2日目の朝は、彼からの挨拶で始まった。
まだ出会って2日目なのに、まるで毎朝の習慣みたいに感じて、少しだけくすぐったかった。
お互いに仕事だったので、メッセージは途切れ途切れ。
でも、昼休みになると、彼からランチの写真が送られてきた。
カフェで撮ったらしいプレートランチの写真。
この人、律儀だな。
だから私も負けじと、質素なお弁当をドヤ顔で撮って送ってみた。
昼を過ぎると、少しずつ話題がパーソナルになっていった。
家族のことや、普段どんな仕事をして、どんなふうに過ごしているのか。
お互いの生活を少しずつ見せ合うような、そんなやり取りだった。
その中で、彼の言葉が少しずつ変わっていった。
私を褒める言葉が増えてきて、
「恋人だったらいいのに」
なんて、やたらと甘くて長いメッセージも混ざるようになった。
スマホの画面を見つめながら、私はずっと顔がにやけっぱなしだった。
「最高の乙女ゲーじゃん」
なんて、心の中でつぶやきながら。
その日は、写真のやり取りが増えていた。
彼が「いまは自宅のパソコンで少し仕事をしてるよ」と言って、デスクの写真を送ってくれた。

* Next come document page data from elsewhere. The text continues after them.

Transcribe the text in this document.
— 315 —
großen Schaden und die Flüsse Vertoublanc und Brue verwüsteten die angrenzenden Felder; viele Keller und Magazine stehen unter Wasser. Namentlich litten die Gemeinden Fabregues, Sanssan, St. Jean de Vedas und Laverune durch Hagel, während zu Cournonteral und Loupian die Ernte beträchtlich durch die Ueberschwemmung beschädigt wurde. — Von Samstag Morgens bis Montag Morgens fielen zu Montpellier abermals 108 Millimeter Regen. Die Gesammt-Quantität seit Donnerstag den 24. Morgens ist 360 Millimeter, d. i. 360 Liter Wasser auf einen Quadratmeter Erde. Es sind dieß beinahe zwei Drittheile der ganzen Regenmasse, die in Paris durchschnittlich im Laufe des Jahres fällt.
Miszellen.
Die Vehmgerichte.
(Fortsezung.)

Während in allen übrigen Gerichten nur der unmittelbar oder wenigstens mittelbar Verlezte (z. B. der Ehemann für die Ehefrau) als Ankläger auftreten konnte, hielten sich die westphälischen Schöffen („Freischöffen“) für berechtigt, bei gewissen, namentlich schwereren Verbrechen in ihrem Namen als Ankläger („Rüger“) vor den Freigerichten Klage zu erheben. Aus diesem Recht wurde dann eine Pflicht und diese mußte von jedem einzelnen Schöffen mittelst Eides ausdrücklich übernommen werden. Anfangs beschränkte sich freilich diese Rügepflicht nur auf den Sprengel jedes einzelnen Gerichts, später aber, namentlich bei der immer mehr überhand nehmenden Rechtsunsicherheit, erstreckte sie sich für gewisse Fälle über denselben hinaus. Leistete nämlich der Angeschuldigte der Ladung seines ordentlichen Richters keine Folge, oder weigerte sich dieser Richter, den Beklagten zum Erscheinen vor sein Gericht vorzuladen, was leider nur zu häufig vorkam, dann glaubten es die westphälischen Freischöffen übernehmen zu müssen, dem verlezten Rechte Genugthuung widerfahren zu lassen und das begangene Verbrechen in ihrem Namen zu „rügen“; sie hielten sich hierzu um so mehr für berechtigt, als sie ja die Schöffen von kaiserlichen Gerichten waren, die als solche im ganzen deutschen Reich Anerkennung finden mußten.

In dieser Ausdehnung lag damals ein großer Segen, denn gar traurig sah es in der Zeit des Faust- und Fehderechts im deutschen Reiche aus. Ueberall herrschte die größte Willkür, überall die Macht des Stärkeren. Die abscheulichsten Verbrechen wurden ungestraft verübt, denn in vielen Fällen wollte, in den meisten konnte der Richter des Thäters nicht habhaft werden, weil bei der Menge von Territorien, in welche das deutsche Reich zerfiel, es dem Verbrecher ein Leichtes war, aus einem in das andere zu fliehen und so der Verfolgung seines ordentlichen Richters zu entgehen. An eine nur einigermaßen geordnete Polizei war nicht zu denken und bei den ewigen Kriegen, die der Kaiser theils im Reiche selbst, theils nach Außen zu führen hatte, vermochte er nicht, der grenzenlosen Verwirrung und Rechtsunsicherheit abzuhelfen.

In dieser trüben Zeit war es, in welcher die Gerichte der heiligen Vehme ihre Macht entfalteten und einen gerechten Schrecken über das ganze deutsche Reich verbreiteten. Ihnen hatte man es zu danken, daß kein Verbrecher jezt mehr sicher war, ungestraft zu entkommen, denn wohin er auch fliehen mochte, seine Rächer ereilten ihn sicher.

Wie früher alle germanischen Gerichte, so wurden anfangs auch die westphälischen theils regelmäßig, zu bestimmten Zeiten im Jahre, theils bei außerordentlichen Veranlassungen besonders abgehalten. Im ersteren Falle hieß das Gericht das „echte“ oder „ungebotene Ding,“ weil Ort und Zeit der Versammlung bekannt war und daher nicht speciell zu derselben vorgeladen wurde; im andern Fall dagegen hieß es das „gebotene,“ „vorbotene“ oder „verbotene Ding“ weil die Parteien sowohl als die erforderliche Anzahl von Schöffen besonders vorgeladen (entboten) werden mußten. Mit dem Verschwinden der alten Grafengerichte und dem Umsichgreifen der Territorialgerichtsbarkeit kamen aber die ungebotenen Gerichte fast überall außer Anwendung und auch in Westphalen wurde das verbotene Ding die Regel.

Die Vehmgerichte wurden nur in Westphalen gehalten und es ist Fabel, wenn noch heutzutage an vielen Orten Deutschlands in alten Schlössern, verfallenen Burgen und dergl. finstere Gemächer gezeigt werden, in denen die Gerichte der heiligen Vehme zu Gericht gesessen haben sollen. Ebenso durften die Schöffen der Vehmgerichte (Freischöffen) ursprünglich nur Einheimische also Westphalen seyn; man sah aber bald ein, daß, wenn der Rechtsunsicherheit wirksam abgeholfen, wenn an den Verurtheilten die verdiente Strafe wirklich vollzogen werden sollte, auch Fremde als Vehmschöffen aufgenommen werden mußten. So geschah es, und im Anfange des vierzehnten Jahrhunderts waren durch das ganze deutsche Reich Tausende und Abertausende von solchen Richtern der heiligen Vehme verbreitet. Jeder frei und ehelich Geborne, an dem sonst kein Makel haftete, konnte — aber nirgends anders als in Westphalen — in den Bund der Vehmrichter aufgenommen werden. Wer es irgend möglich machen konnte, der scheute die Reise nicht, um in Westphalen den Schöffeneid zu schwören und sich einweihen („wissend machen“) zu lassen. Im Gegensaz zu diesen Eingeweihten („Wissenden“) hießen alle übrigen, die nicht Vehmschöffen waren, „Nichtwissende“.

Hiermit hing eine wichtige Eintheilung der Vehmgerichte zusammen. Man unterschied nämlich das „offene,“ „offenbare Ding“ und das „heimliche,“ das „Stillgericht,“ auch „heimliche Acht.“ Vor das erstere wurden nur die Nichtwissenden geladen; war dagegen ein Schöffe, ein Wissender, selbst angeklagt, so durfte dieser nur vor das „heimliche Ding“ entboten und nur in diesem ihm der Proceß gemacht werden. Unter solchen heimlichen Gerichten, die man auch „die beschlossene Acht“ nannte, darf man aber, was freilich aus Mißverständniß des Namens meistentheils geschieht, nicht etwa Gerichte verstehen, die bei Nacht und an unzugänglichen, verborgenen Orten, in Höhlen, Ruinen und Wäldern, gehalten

それを見て、私も自分のデスク周りのお気に入りポイントを撮って送り返した。
なんだか不思議な気持ちだった。
出会ってまだ2日目なのに、お互いの生活の一部をのぞき合っているようで。
彼自身が写っている写真は、その日は一枚も届かなかった。
それでも、送られてくる写真の中の小さな生活の気配に、
「この人は、確かにリアルに存在しているんだ」
そう思わせるものがあった。
でも、私はまだ、自分に言い聞かせていた。
これはファンタジーだって。
甘い言葉や写真に、飲み込まれてはいけないって。
その夜の最後、彼からこんなメッセージが届いた。
「親愛なる(わたし)へ。そろそろ眠る時間だね。未来の旦那さんと一緒に眠らない?キスをしてから眠りたいな」
……どこの詩人だよ。好きすぎる。
甘さでスマホの画面がべたつきそうなくらいで、少し笑ってしまうのと同時に乙女心がワクワクした。
まあでも、冗談だよね?ファンタジーだから。
とりあえず私もその流れに乗った。
おやすみのメッセージと、ハグのスタンプを送って、布団の中でそっと目を閉じた。
未来の旦那さんになった彼を想像しながら。
……いやいや、まだ2日目だぞ、わたし。
●
この日の私のミスは、3つあった。
ひとつ――
写真が多く送られてきたことにより、虚像と真実の判別が難しくなっていた。
世界中の日常写真を誰もかれもが気軽に見ることができるこのご時世、
それっぽい写真なんてものは、いくらでもある。
ふたつ――
ファンタジーだと自分に言い聞かせた。
言い聞かせた時点で、ファンタジーではないことを期待しているのだ。
期待は、真実をゆがませる。
自分にとって都合のいい様に、見聞きしたものを改ざんしてしまうから。
みっつ――
甘い言葉に絆された。
たった2日で「未来の旦那」発言は、距離の取り方に違和感を覚えるべきだ。
ジョークとして微笑ましいやり取りの中の発言ではなかったから。
愛の国の出身だと騙っていたにしても、やりすぎ。
しかしすでに私の思考はバグっていて、大好きな甘い言葉にのみ込まれた。
一度バグってしまった脳みそは、もう自力では戻せない。
恋愛で狂う人はたくさんいる。
身近でも見てきた。
不思議に思うこともある。
第三者視点で見ると当たり前におかしいことが、当の本人は全く気が付かないのだ。
気づけば、私もそんな一人になってしまっていて――。
他人の顔を借りて夢を売る詐欺師の醜悪さと、
その夢に浸っていた自分の未熟さに、深く辟易した。